We welcome the opportunity to learn alongside you and encourage you to contact us if we can support you in your endeavors to understand and address anti-Black, or any other forms of, racism, white supremacy, institutional, particularly police, violence, ongoing social movements, or anything else.

Actions You Can Take to Combat Anti-Blackness

For Black people, remember that self-care is resistance in a culture that devalues your life. Take care of yourselves, physically, mentally, emotionally, spiritually. Let others know what you need to take care of yourself. Share your experiences when it is empowering for you. It is not your obligation to carry all the work of combating white privilege and anti-Black racism. Resist in ways that are empowering and uplifting to you and your community.

For white people and non-Black people of color, address racism in your communities. Have the courage to speak out against it. Have a number of helpful resources at your fingertips that you can share with family and friends and community members. The best way to combat racism in unexpected moments is to be prepared. Be ready with a diversity of resources that can communicate to different audiences. It is important to be able to critically discuss both micro-aggressions and structural anti-Black racism.

Continue to educate yourself by reading the writings of anti-racist Black scholars and take notes of insights you can share with others and action steps you can develop. Commit to regularly reading on anti-Black racism. Consider starting a white or non-Black people of color discussion group to learn more about and strategize action against anti-Blackness.

Join a racial justice group and commit to being actively involved. This means offering financial support; taking on an organizing role; committing to showing up to actions; speaking out in your city council; voting for leaders that support anti-racist policies; sending letters or making phone calls with your legislators.

Identify concrete policy changes that can be made in your workplace, your educational institution, your social and recreational organizations, and your places of worship. Identify allies and work together to implement real changes.

Ask the institutions you are a part of to share their investment portfolios. Advocate to divest from private prisons (the Correctional Corporations of America).

Inquire about the hiring policies and board representation of Black people in your institutions. Advocate to expand representation. Advocate for meet your need admissions in your institution of higher education. Reach out to first-generation alumnae and ask them to support you in a formal petition to withhold support until meet your need policies are instituted. Reach out to your departments and demand that they hire Black and African American leaders.

Advocate to amplify Black voices.
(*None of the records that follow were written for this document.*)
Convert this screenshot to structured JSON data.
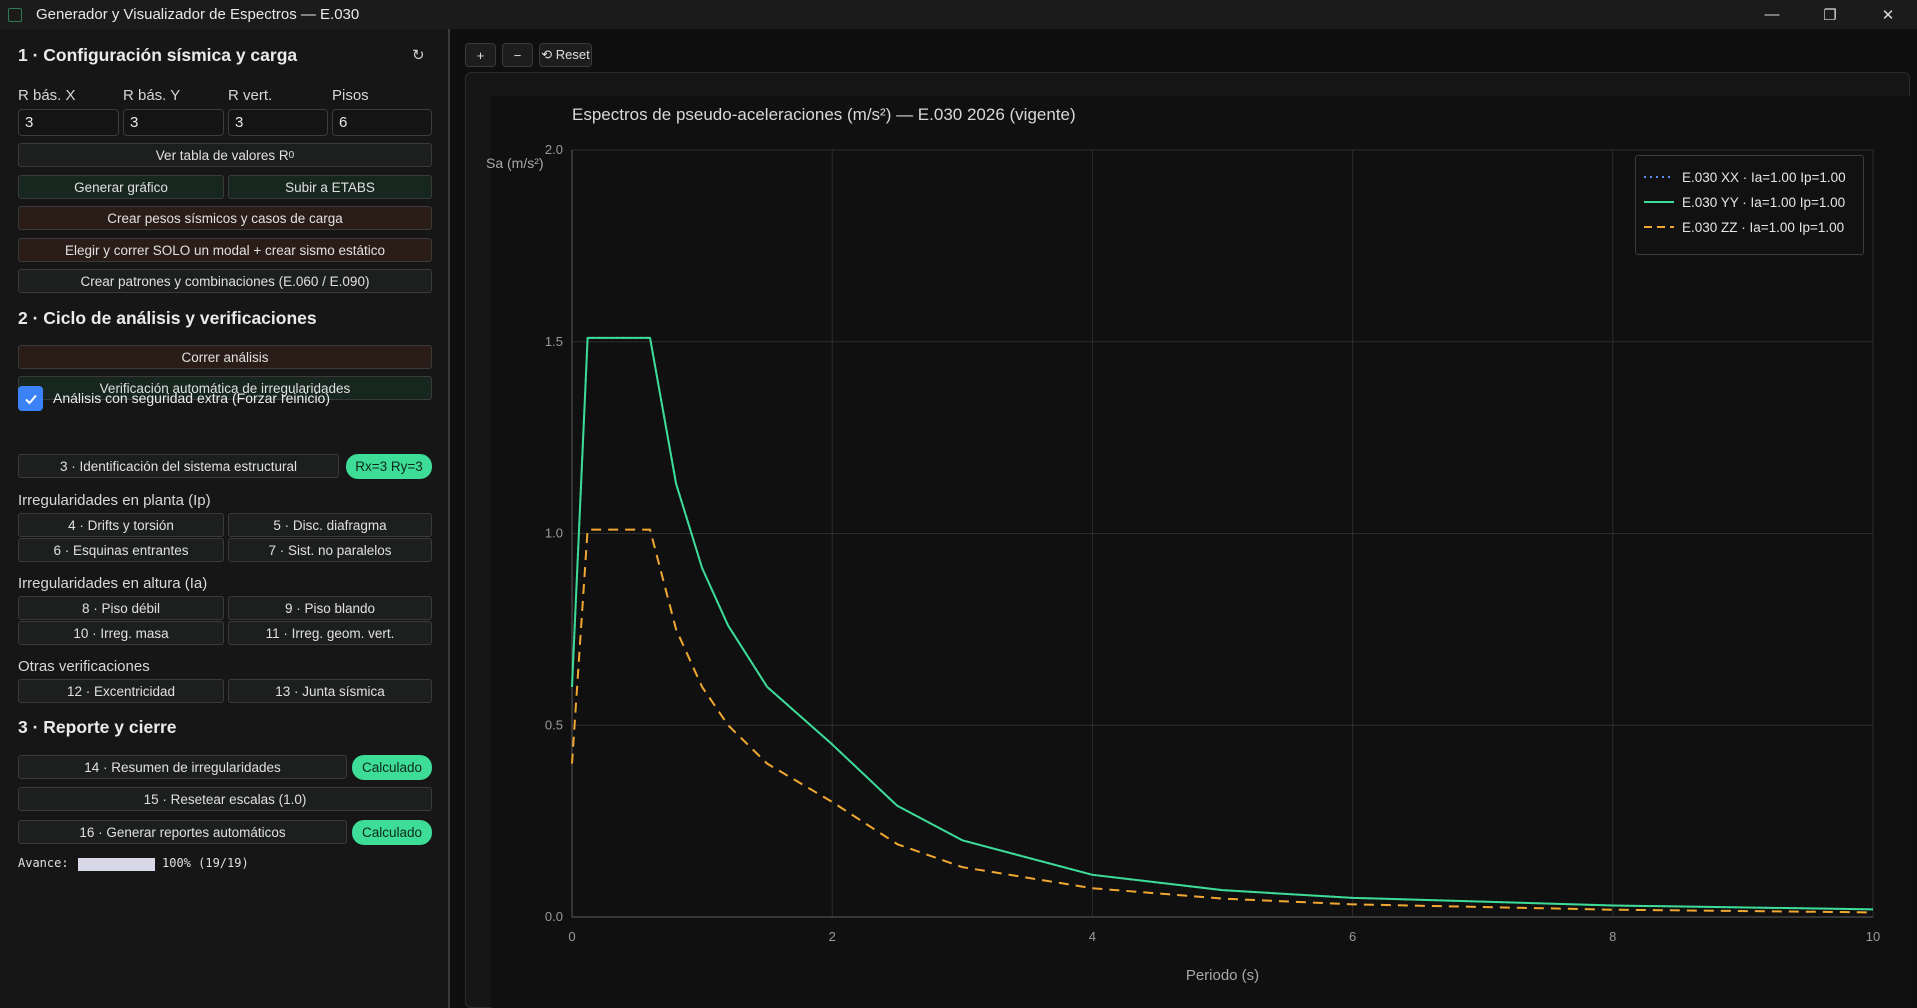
{
  "window": {
    "title": "Generador y Visualizador de Espectros — E.030",
    "controls": {
      "minimize": "—",
      "maximize": "❐",
      "close": "✕"
    }
  },
  "section1": {
    "title": "1 · Configuración sísmica y carga",
    "refresh_icon": "↻",
    "fields": [
      {
        "label": "R bás. X",
        "value": "3"
      },
      {
        "label": "R bás. Y",
        "value": "3"
      },
      {
        "label": "R vert.",
        "value": "3"
      },
      {
        "label": "Pisos",
        "value": "6"
      }
    ],
    "btn_table_text": "Ver tabla de valores R",
    "btn_table_sub": "0",
    "btn_generate": "Generar gráfico",
    "btn_etabs": "Subir a ETABS",
    "btn_weights": "Crear pesos sísmicos y casos de carga",
    "btn_modal": "Elegir y correr SOLO un modal + crear sismo estático",
    "btn_patterns": "Crear patrones y combinaciones (E.060 / E.090)"
  },
  "section2": {
    "title": "2 · Ciclo de análisis y verificaciones",
    "btn_run": "Correr análisis",
    "btn_auto": "Verificación automática de irregularidades",
    "checkbox_label": "Análisis con seguridad extra (Forzar reinicio)",
    "checkbox_checked": true,
    "btn_identify": "3 · Identificación del sistema estructural",
    "badge_r": "Rx=3 Ry=3",
    "plan_title": "Irregularidades en planta (Ip)",
    "plan_buttons": [
      "4 · Drifts y torsión",
      "5 · Disc. diafragma",
      "6 · Esquinas entrantes",
      "7 · Sist. no paralelos"
    ],
    "height_title": "Irregularidades en altura (Ia)",
    "height_buttons": [
      "8 · Piso débil",
      "9 · Piso blando",
      "10 · Irreg. masa",
      "11 · Irreg. geom. vert."
    ],
    "other_title": "Otras verificaciones",
    "other_buttons": [
      "12 · Excentricidad",
      "13 · Junta sísmica"
    ]
  },
  "section3": {
    "title": "3 · Reporte y cierre",
    "btn_summary": "14 · Resumen de irregularidades",
    "badge_summary": "Calculado",
    "btn_reset": "15 · Resetear escalas (1.0)",
    "btn_reports": "16 · Generar reportes automáticos",
    "badge_reports": "Calculado",
    "progress_label": "Avance:",
    "progress_fraction": 1.0,
    "progress_text": "100% (19/19)"
  },
  "toolbar": {
    "zoom_in": "+",
    "zoom_out": "−",
    "reset": "⟲ Reset"
  },
  "colors": {
    "xx": "#5b8def",
    "yy": "#3ddc97",
    "zz": "#f0a830",
    "accent": "#3b82f6",
    "badge": "#3ddc97"
  },
  "chart_data": {
    "type": "line",
    "title": "Espectros de pseudo-aceleraciones (m/s²) — E.030 2026 (vigente)",
    "xlabel": "Periodo (s)",
    "ylabel": "Sa (m/s²)",
    "xlim": [
      0,
      10
    ],
    "ylim": [
      0,
      2.0
    ],
    "xticks": [
      "0",
      "2",
      "4",
      "6",
      "8",
      "10"
    ],
    "yticks": [
      "0.0",
      "0.5",
      "1.0",
      "1.5",
      "2.0"
    ],
    "grid": true,
    "legend_position": "top-right",
    "series": [
      {
        "name": "E.030 XX  ·  Ia=1.00  Ip=1.00",
        "style": "dotted",
        "x": [
          0,
          0.12,
          0.6,
          0.8,
          1.0,
          1.2,
          1.5,
          2.0,
          2.5,
          3.0,
          4.0,
          5.0,
          6.0,
          8.0,
          10.0
        ],
        "y": [
          0.6,
          1.51,
          1.51,
          1.13,
          0.91,
          0.76,
          0.6,
          0.45,
          0.29,
          0.2,
          0.11,
          0.07,
          0.05,
          0.03,
          0.02
        ]
      },
      {
        "name": "E.030 YY  ·  Ia=1.00  Ip=1.00",
        "style": "solid",
        "x": [
          0,
          0.12,
          0.6,
          0.8,
          1.0,
          1.2,
          1.5,
          2.0,
          2.5,
          3.0,
          4.0,
          5.0,
          6.0,
          8.0,
          10.0
        ],
        "y": [
          0.6,
          1.51,
          1.51,
          1.13,
          0.91,
          0.76,
          0.6,
          0.45,
          0.29,
          0.2,
          0.11,
          0.07,
          0.05,
          0.03,
          0.02
        ]
      },
      {
        "name": "E.030 ZZ  ·  Ia=1.00  Ip=1.00",
        "style": "dashed",
        "x": [
          0,
          0.12,
          0.6,
          0.8,
          1.0,
          1.2,
          1.5,
          2.0,
          2.5,
          3.0,
          4.0,
          5.0,
          6.0,
          8.0,
          10.0
        ],
        "y": [
          0.4,
          1.01,
          1.01,
          0.75,
          0.6,
          0.5,
          0.4,
          0.3,
          0.19,
          0.13,
          0.075,
          0.048,
          0.033,
          0.019,
          0.012
        ]
      }
    ]
  }
}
Support Black speakers and Black leaders at your community and organization’s events. Support the inclusion and centering of Black knowledge in your studies and consultations. 
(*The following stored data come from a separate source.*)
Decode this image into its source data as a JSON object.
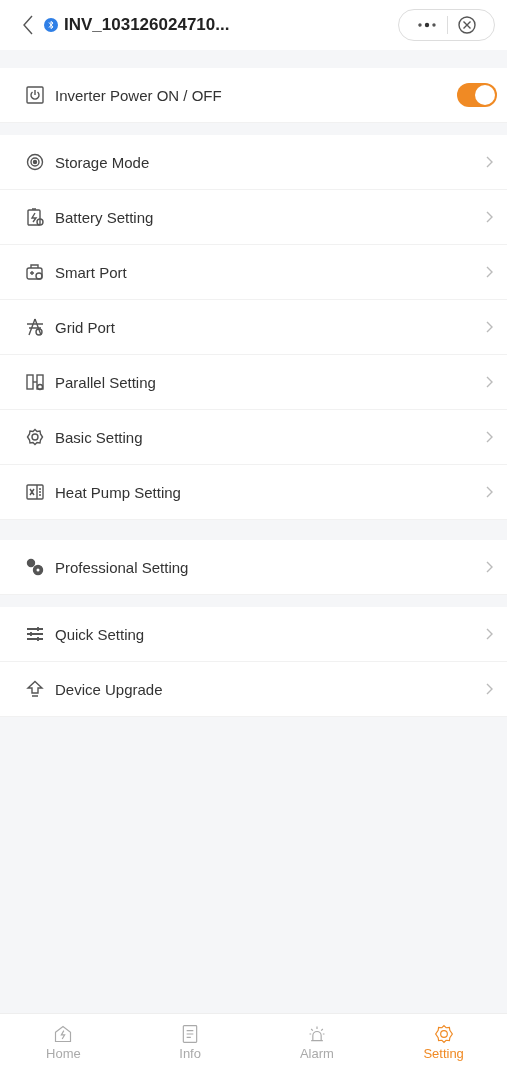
{
  "header": {
    "title": "INV_103126024710...",
    "connected": true
  },
  "power": {
    "label": "Inverter Power ON / OFF",
    "on": true
  },
  "sections": [
    {
      "items": [
        {
          "label": "Storage Mode"
        },
        {
          "label": "Battery Setting"
        },
        {
          "label": "Smart Port"
        },
        {
          "label": "Grid Port"
        },
        {
          "label": "Parallel Setting"
        },
        {
          "label": "Basic Setting"
        },
        {
          "label": "Heat Pump Setting"
        }
      ]
    },
    {
      "items": [
        {
          "label": "Professional Setting"
        }
      ]
    },
    {
      "items": [
        {
          "label": "Quick Setting"
        },
        {
          "label": "Device Upgrade"
        }
      ]
    }
  ],
  "tabs": [
    {
      "label": "Home",
      "selected": false
    },
    {
      "label": "Info",
      "selected": false
    },
    {
      "label": "Alarm",
      "selected": false
    },
    {
      "label": "Setting",
      "selected": true
    }
  ]
}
Actively support fair housing, transportations, and wages. Advocate for school funding in poor neighborhoods, demilitarizing schools, transferring police funds to needed social services, expanding funding for food access in Black neighborhoods. Get involved in your city’s budget through civic organization and advocacy. Register your friends and allies to vote for leaders who support Black lives. Support efforts against environmental racism. Support only credit unions that invest in Black housing and community. Identify Black businesses in your city and support them (this article is about two Holy Cross seniors putting together a list of Black-owned businesses in Worcester).